Dengan taring yang siap mengoyak leherku, kuku jari yang membentuk cakar dan keberingasan yang mengerikan. Aku bergidik ketakutan. Ini bukan pertolongan, ini sama saja keluar mulut singa kejebur di lidah anaconda. Tak sampai lima menit kemudian usai menembus hutan. Sesosok berjubah hitam itu melemparkan tubuhku dari atas jurang, menghempas danau di bawah air terjun.
“ Dia ada disana! “ teriak seorang lelaki beringas dengan sebilah samurai ditangannya. Dengan sekali kibasan samurai itu hampir membabat kepalaku. Kukibaskan ekor dan siripku bersamaan, menyelam ke dalam badan sungai yang menghitam.

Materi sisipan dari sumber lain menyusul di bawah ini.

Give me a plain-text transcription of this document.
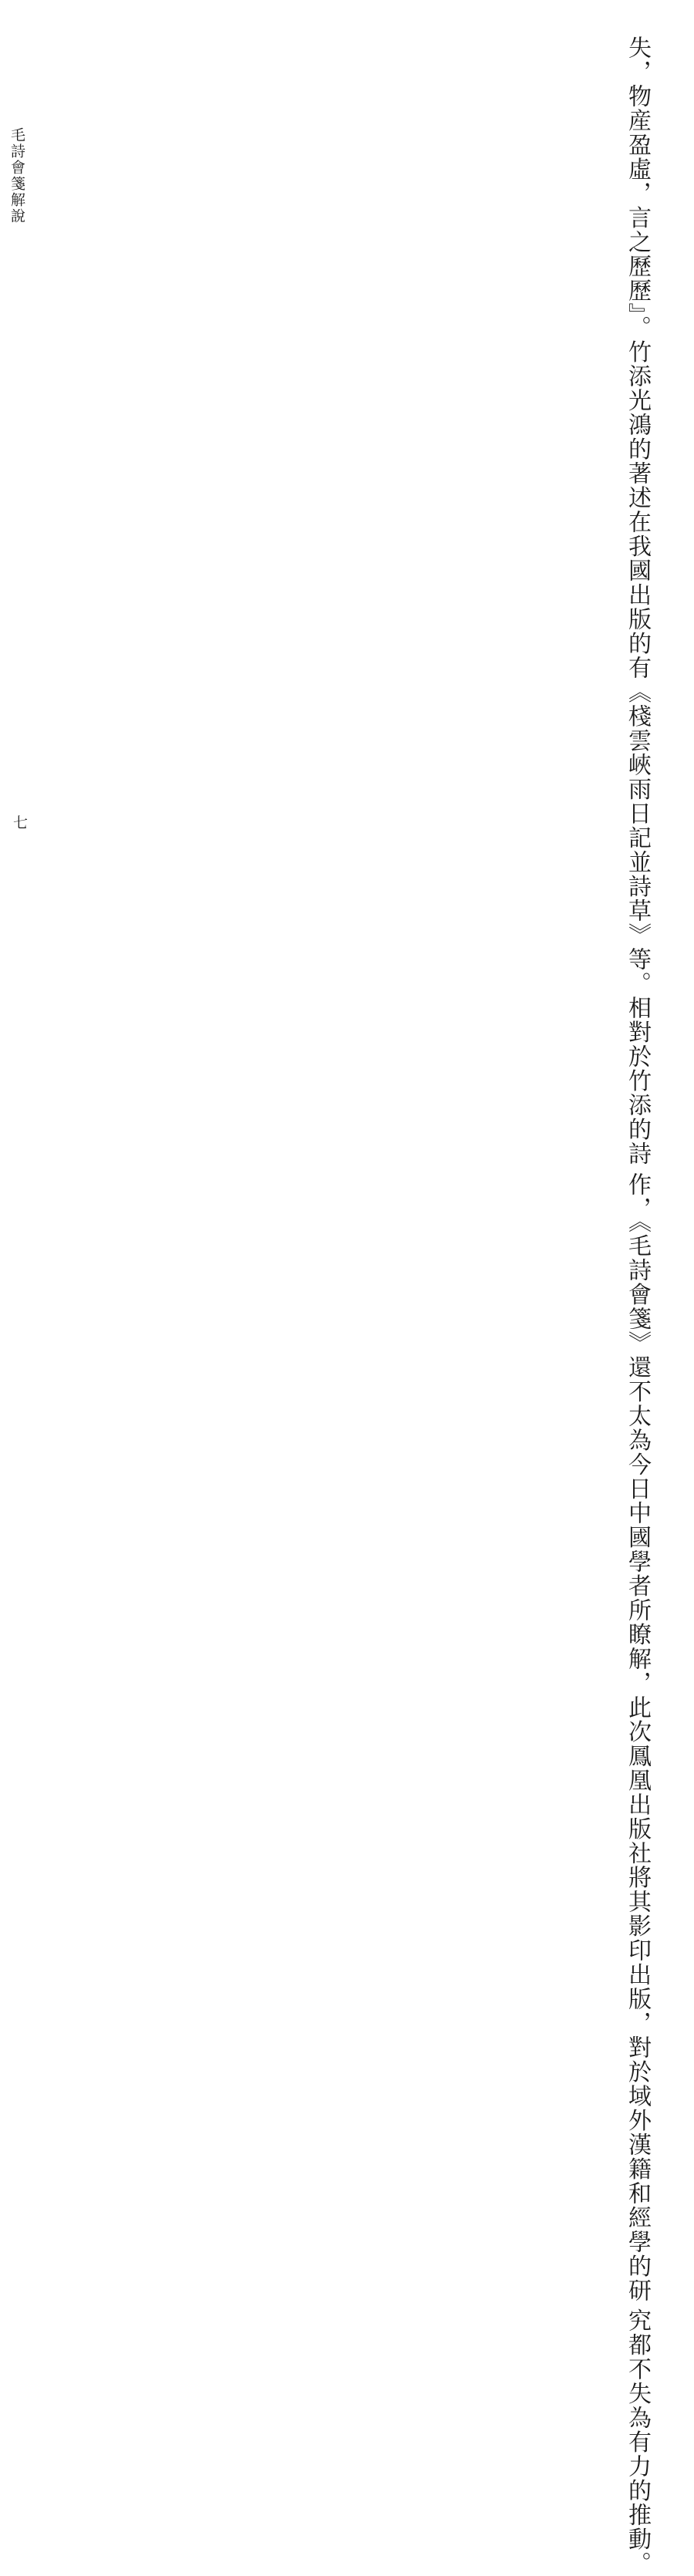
失，物産盈虛，言之歷歷』。竹添光鴻的著述在我國出版的有《棧雲峽雨日記並詩草》等。相對於竹添的詩
作，《毛詩會箋》還不太為今日中國學者所瞭解，此次鳳凰出版社將其影印出版，對於域外漢籍和經學的研
究都不失為有力的推動。
毛詩會箋解說
七
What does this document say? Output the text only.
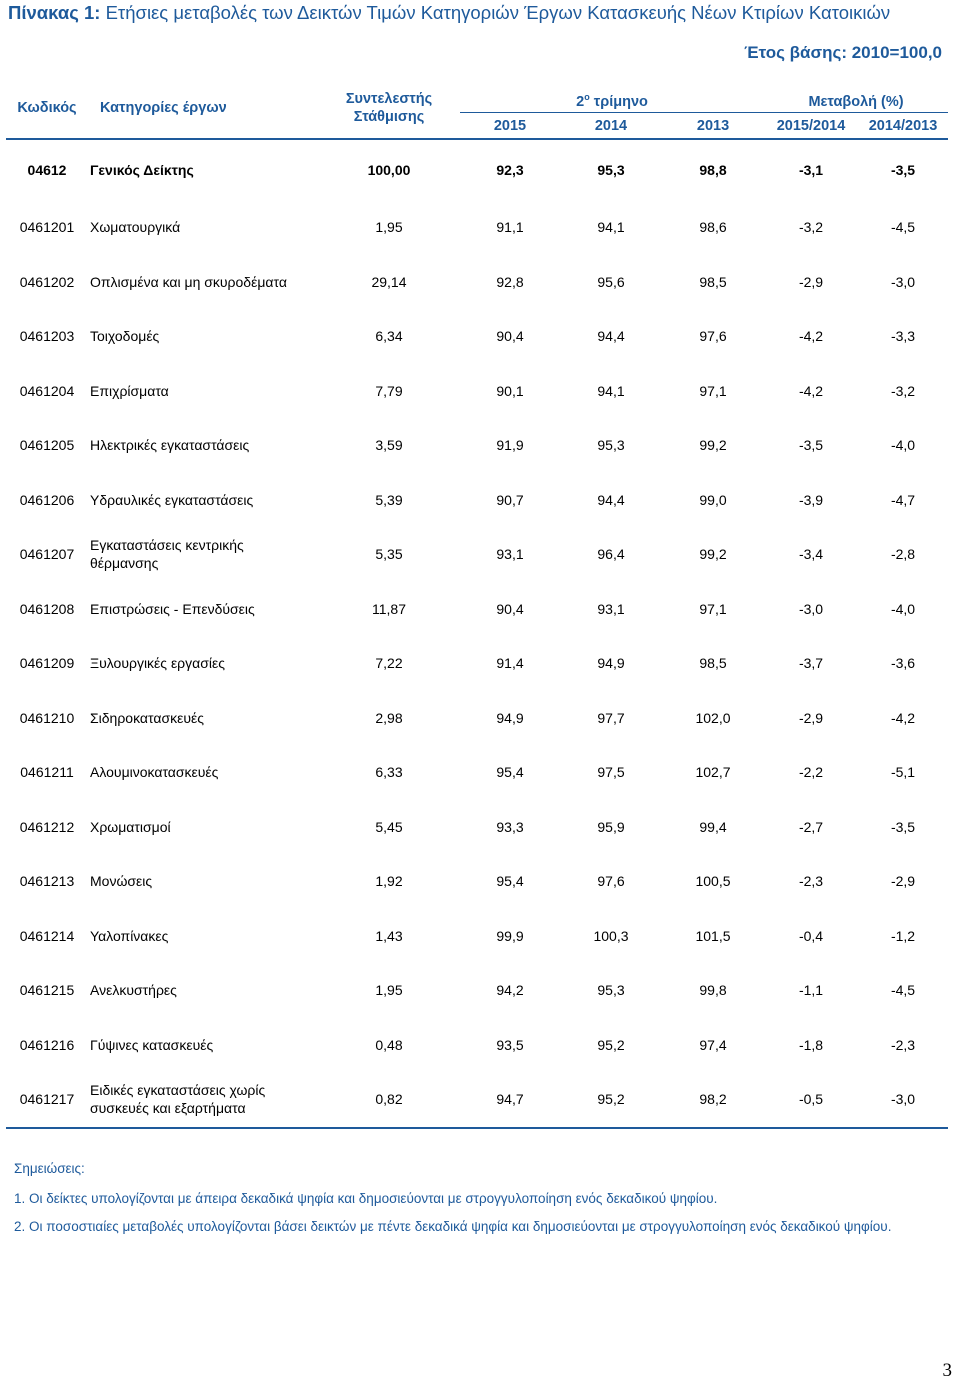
Πίνακας 1: Ετήσιες μεταβολές των Δεικτών Τιμών Κατηγοριών Έργων Κατασκευής Νέων Κτιρίων Κατοικιών
Έτος βάσης: 2010=100,0
Κωδικός	Κατηγορίες έργων	Συντελεστής Στάθμισης	$2^o$ τρίμηνο			Μεταβολή (%)	
			2015	2014	2013	2015/2014	2014/2013
04612	Γενικός Δείκτης	100,00	92,3	95,3	98,8	-3,1	-3,5
0461201	Χωματουργικά	1,95	91,1	94,1	98,6	-3,2	-4,5
0461202	Οπλισμένα και μη σκυροδέματα	29,14	92,8	95,6	98,5	-2,9	-3,0
0461203	Τοιχοδομές	6,34	90,4	94,4	97,6	-4,2	-3,3
0461204	Επιχρίσματα	7,79	90,1	94,1	97,1	-4,2	-3,2
0461205	Ηλεκτρικές εγκαταστάσεις	3,59	91,9	95,3	99,2	-3,5	-4,0
0461206	Υδραυλικές εγκαταστάσεις	5,39	90,7	94,4	99,0	-3,9	-4,7
0461207	Εγκαταστάσεις κεντρικής θέρμανσης	5,35	93,1	96,4	99,2	-3,4	-2,8
0461208	Επιστρώσεις - Επενδύσεις	11,87	90,4	93,1	97,1	-3,0	-4,0
0461209	Ξυλουργικές εργασίες	7,22	91,4	94,9	98,5	-3,7	-3,6
0461210	Σιδηροκατασκευές	2,98	94,9	97,7	102,0	-2,9	-4,2
0461211	Αλουμινοκατασκευές	6,33	95,4	97,5	102,7	-2,2	-5,1
0461212	Χρωματισμοί	5,45	93,3	95,9	99,4	-2,7	-3,5
0461213	Μονώσεις	1,92	95,4	97,6	100,5	-2,3	-2,9
0461214	Υαλοπίνακες	1,43	99,9	100,3	101,5	-0,4	-1,2
0461215	Ανελκυστήρες	1,95	94,2	95,3	99,8	-1,1	-4,5
0461216	Γύψινες κατασκευές	0,48	93,5	95,2	97,4	-1,8	-2,3
0461217	Ειδικές εγκαταστάσεις χωρίς συσκευές και εξαρτήματα	0,82	94,7	95,2	98,2	-0,5	-3,0
Σημειώσεις:
1. Οι δείκτες υπολογίζονται με άπειρα δεκαδικά ψηφία και δημοσιεύονται με στρογγυλοποίηση ενός δεκαδικού ψηφίου.
2. Οι ποσοστιαίες μεταβολές υπολογίζονται βάσει δεικτών με πέντε δεκαδικά ψηφία και δημοσιεύονται με στρογγυλοποίηση ενός δεκαδικού ψηφίου.
3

Tapi, rencana itu gagal seketika. Kurunut ulang niatan untuk bersembunyi di dalam danau saat mendengar tangis suara bayi. Dalam gerakan pelan aku bersembunyi debelakang bebatuan melihat situasi sekitar. Kosong. Tak ada apa-apa di sekitar danau itu, tak ada manusia beringas itu lagi. Tangis suara bayi itu masih menggema saat ku pastikan ulang jika tak ada manusia di sekitar danau itu. Hampir dua kali sudah aku berenang mengitari danau itu, tapi tak menemukan tanda keberadaan dari pemilik tangis itu.

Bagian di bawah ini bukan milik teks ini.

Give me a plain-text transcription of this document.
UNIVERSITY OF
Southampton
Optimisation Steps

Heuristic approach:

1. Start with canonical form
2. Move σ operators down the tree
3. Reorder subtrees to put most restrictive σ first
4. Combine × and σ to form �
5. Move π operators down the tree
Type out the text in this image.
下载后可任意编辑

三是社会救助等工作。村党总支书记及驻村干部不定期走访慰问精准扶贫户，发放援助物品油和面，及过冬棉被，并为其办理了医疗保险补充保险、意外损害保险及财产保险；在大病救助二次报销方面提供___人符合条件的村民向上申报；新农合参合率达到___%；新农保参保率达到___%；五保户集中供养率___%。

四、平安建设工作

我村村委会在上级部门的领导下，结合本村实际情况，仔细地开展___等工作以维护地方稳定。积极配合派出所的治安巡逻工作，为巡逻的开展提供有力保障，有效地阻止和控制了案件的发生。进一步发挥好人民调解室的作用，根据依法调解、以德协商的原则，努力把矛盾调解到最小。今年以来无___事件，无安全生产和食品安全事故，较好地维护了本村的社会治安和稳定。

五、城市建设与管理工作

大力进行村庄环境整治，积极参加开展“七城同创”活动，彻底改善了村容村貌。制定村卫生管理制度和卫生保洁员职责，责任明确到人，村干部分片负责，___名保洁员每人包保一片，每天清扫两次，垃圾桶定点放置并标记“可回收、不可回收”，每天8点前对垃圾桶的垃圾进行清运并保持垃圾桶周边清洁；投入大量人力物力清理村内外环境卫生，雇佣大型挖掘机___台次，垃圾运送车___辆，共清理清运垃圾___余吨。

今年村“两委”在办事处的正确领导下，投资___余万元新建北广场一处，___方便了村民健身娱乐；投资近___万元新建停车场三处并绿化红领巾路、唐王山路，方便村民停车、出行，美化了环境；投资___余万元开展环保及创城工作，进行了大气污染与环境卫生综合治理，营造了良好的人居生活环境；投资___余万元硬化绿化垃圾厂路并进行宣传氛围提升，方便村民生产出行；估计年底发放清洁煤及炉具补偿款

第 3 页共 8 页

“ Hey ikan bodoh! “ kuikuti asal suara itu. Ternyata berasal dari ujung air terjun. Lelaki beringas itu melambaikan samurai dengan tangan kanannya dan menenteng tangan mungil seorang bayi di tangan kirinya. Entah kenapa adrenalinku terpacu melihat hal itu, bayi itu meronta-ronta dalam tangisan.
Tapi sesuatu yang tak terduga terjadi. Sebilah parang menembus kepala lelaki beringas hingga menyembul keluar lewat mulutnya. Bayi itu meluncur bebas, menuruni aliran air terjun.
Sekilas kuperhatikan sesosok hitam yang telah membunuh lelaki beringas itu. Onche, lelaki yang telah menusukkan parang hingga menembus kepala si lelaki beringas itu ternyata onche. Ditengah cahaya bulan yang temaram, onche melambaikan tangan usai mencabut sebilah parang dari kepala lelaki beringas itu.
Aku berenang cepat menuju tempat pendaratan bayi malang itu, tapi aku salah. Bayi itu terenggut sekelebat bayangan yang menghambur bebas diantara bayang-bayang jamur raksasa yang tumbuh liar di sekitar tebing. Perasaanku mendadak pahit, mata onche membelalak. Ia melompat dari bibir air terjun, menghempas sekelebat bayangan itu dan menceburkan diri dalam kegelapan. Aku mendelik tajam, seperti ada duri yang tumbuh di tenggorokanku.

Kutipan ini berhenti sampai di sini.